The free world watches closely the atrocities Gazans have been made to go through over the ten months of Israel’s ongoing military offensive in Gaza.
How significant are religious motivations and identities in the Israel-Palestine conflict? Dr. Slezak, Honorary Associate Professor in Philosophy at UNSW says, “There is a growing influence in Israel of the fundamentalist Jewish fanatics who are now even represented in the Knesset but the majority of Jews in Israel and the diaspora are not motivated by religious beliefs but by ethno-nationalist, racist supremacist views.”
So, is the conflict a religious one, or is it a misconception that it is? “Most Israeli Jews are secular, agnostic, non-religious but identify ethnically and culturally as Jews.

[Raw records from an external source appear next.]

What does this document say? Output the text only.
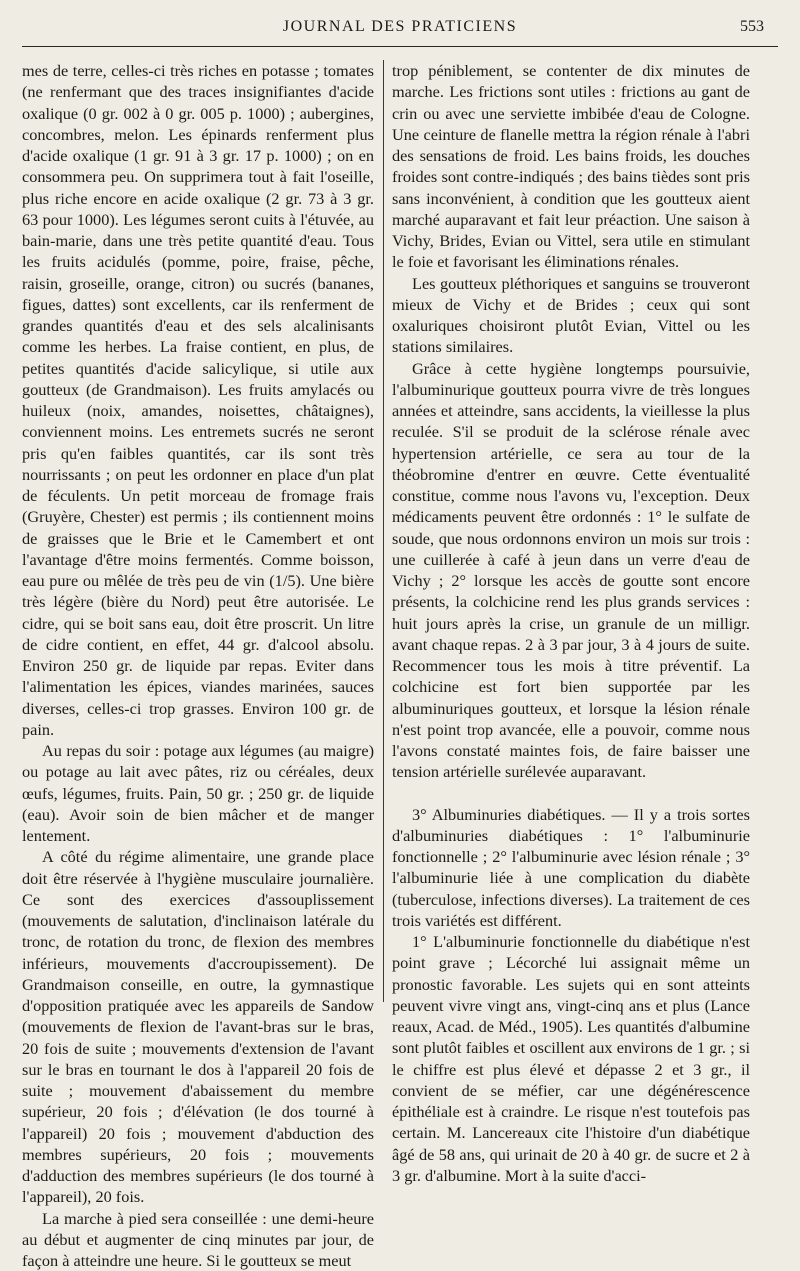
JOURNAL DES PRATICIENS	553

mes de terre, celles-ci très riches en potasse ; tomates (ne renfermant que des traces insignifiantes d'acide oxalique (0 gr. 002 à 0 gr. 005 p. 1000) ; aubergines, concombres, melon. Les épinards renferment plus d'acide oxalique (1 gr. 91 à 3 gr. 17 p. 1000) ; on en consommera peu. On supprimera tout à fait l'oseille, plus riche encore en acide oxalique (2 gr. 73 à 3 gr. 63 pour 1000). Les légumes seront cuits à l'étuvée, au bain-marie, dans une très petite quantité d'eau. Tous les fruits acidulés (pomme, poire, fraise, pêche, raisin, groseille, orange, citron) ou sucrés (bananes, figues, dattes) sont excellents, car ils renferment de grandes quantités d'eau et des sels alcalinisants comme les herbes. La fraise contient, en plus, de petites quantités d'acide salicylique, si utile aux goutteux (de Grandmaison). Les fruits amylacés ou huileux (noix, amandes, noisettes, châtaignes), conviennent moins. Les entremets sucrés ne seront pris qu'en faibles quantités, car ils sont très nourrissants ; on peut les ordonner en place d'un plat de féculents. Un petit morceau de fromage frais (Gruyère, Chester) est permis ; ils contiennent moins de graisses que le Brie et le Camembert et ont l'avantage d'être moins fermentés. Comme boisson, eau pure ou mêlée de très peu de vin (1/5). Une bière très légère (bière du Nord) peut être autorisée. Le cidre, qui se boit sans eau, doit être proscrit. Un litre de cidre contient, en effet, 44 gr. d'alcool absolu. Environ 250 gr. de liquide par repas. Eviter dans l'alimentation les épices, viandes marinées, sauces diverses, celles-ci trop grasses. Environ 100 gr. de pain.

Au repas du soir : potage aux légumes (au maigre) ou potage au lait avec pâtes, riz ou céréales, deux œufs, légumes, fruits. Pain, 50 gr. ; 250 gr. de liquide (eau). Avoir soin de bien mâcher et de manger lentement.

A côté du régime alimentaire, une grande place doit être réservée à l'hygiène musculaire journalière. Ce sont des exercices d'assouplissement (mouvements de salutation, d'inclinaison latérale du tronc, de rotation du tronc, de flexion des membres inférieurs, mouvements d'accroupissement). De Grandmaison conseille, en outre, la gymnastique d'opposition pratiquée avec les appareils de Sandow (mouvements de flexion de l'avant-bras sur le bras, 20 fois de suite ; mouvements d'extension de l'avant sur le bras en tournant le dos à l'appareil 20 fois de suite ; mouvement d'abaissement du membre supérieur, 20 fois ; d'élévation (le dos tourné à l'appareil) 20 fois ; mouvement d'abduction des membres supérieurs, 20 fois ; mouvements d'adduction des membres supérieurs (le dos tourné à l'appareil), 20 fois.

La marche à pied sera conseillée : une demi-heure au début et augmenter de cinq minutes par jour, de façon à atteindre une heure. Si le goutteux se meut

trop péniblement, se contenter de dix minutes de marche. Les frictions sont utiles : frictions au gant de crin ou avec une serviette imbibée d'eau de Cologne. Une ceinture de flanelle mettra la région rénale à l'abri des sensations de froid. Les bains froids, les douches froides sont contre-indiqués ; des bains tièdes sont pris sans inconvénient, à condition que les goutteux aient marché auparavant et fait leur préaction. Une saison à Vichy, Brides, Evian ou Vittel, sera utile en stimulant le foie et favorisant les éliminations rénales.

Les goutteux pléthoriques et sanguins se trouveront mieux de Vichy et de Brides ; ceux qui sont oxaluriques choisiront plutôt Evian, Vittel ou les stations similaires.

Grâce à cette hygiène longtemps poursuivie, l'albuminurique goutteux pourra vivre de très longues années et atteindre, sans accidents, la vieillesse la plus reculée. S'il se produit de la sclérose rénale avec hypertension artérielle, ce sera au tour de la théobromine d'entrer en œuvre. Cette éventualité constitue, comme nous l'avons vu, l'exception. Deux médicaments peuvent être ordonnés : 1° le sulfate de soude, que nous ordonnons environ un mois sur trois : une cuillerée à café à jeun dans un verre d'eau de Vichy ; 2° lorsque les accès de goutte sont encore présents, la colchicine rend les plus grands services : huit jours après la crise, un granule de un milligr. avant chaque repas. 2 à 3 par jour, 3 à 4 jours de suite. Recommencer tous les mois à titre préventif. La colchicine est fort bien supportée par les albuminuriques goutteux, et lorsque la lésion rénale n'est point trop avancée, elle a pouvoir, comme nous l'avons constaté maintes fois, de faire baisser une tension artérielle surélevée auparavant.

3° Albuminuries diabétiques. — Il y a trois sortes d'albuminuries diabétiques : 1° l'albuminurie fonctionnelle ; 2° l'albuminurie avec lésion rénale ; 3° l'albuminurie liée à une complication du diabète (tuberculose, infections diverses). La traitement de ces trois variétés est différent.

1° L'albuminurie fonctionnelle du diabétique n'est point grave ; Lécorché lui assignait même un pronostic favorable. Les sujets qui en sont atteints peuvent vivre vingt ans, vingt-cinq ans et plus (Lance reaux, Acad. de Méd., 1905). Les quantités d'albumine sont plutôt faibles et oscillent aux environs de 1 gr. ; si le chiffre est plus élevé et dépasse 2 et 3 gr., il convient de se méfier, car une dégénérescence épithéliale est à craindre. Le risque n'est toutefois pas certain. M. Lancereaux cite l'histoire d'un diabétique âgé de 58 ans, qui urinait de 20 à 40 gr. de sucre et 2 à 3 gr. d'albumine. Mort à la suite d'acci-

On the Palestinian side, there are both Muslims and Christians, and their resistance is entirely a matter of struggle against ethnic cleansing, expropriation of land, demolition of houses, uprooting of olive orchards, thousands of arrests without charge or trial under “administrative detention” and hundreds of extrajudicial murders of unarmed civilians including children,” shares Dr. Slezak.
According to Dr. Slezak, “The entire Israel/Palestine conflict is entirely a matter of land, as explicit in the writings and pronouncements of Zionists from the earliest beginnings when Theodor Herzl wrote that the local Arabs must be displaced and transferred to make way for the Jewish immigrant settlers. The first Prime Minister of Israel, David Ben-Gurion, and others were also perfectly explicit about their conception of Eretz Israel (Greater Israel), which would include as much land and as few Palestinians as possible. The widespread mythology (advanced by the notoriously fraudulent hoax book From Time Immemorial by Joan Peters) claimed Israel was a “land without people, for a people without a land.” The appeal to religious justification, as when the UN representative holds up a Bible to show their “title deed” to the land, is a purely cynical, hypocritical piece of public theatre.”
Is there a possibility of inking the deal of the century and a probable end to the conflict?
“Since the current Gaza genocide, the difficulty of resolving the conflict has increased. The polarization between Jews and Palestinians, both in Israel and worldwide, has been much greater and harder to close. The conflict and the current “war” has persisted mainly because of immense, unconditional support by the US with billions of dollars in funding and also military, intelligence, and diplomatic assistance,” Dr. Slezak says, adding the conflict could end if the US and other governments would act to end Israel’s impunity as it ended in other cases such as South Africa and East Timor. “Israel has become a rogue state in the eyes of the world and may not be able to recover and continue in its current form as a racist, brutal occupier. Despite the immense cost to the Palestinians, this may be the beginning of the end of Israel and the Zionist project and we might see the emergence of a just, secular, democratic state in which Palestinians and Israelis might continue to live in peace,” he mentions.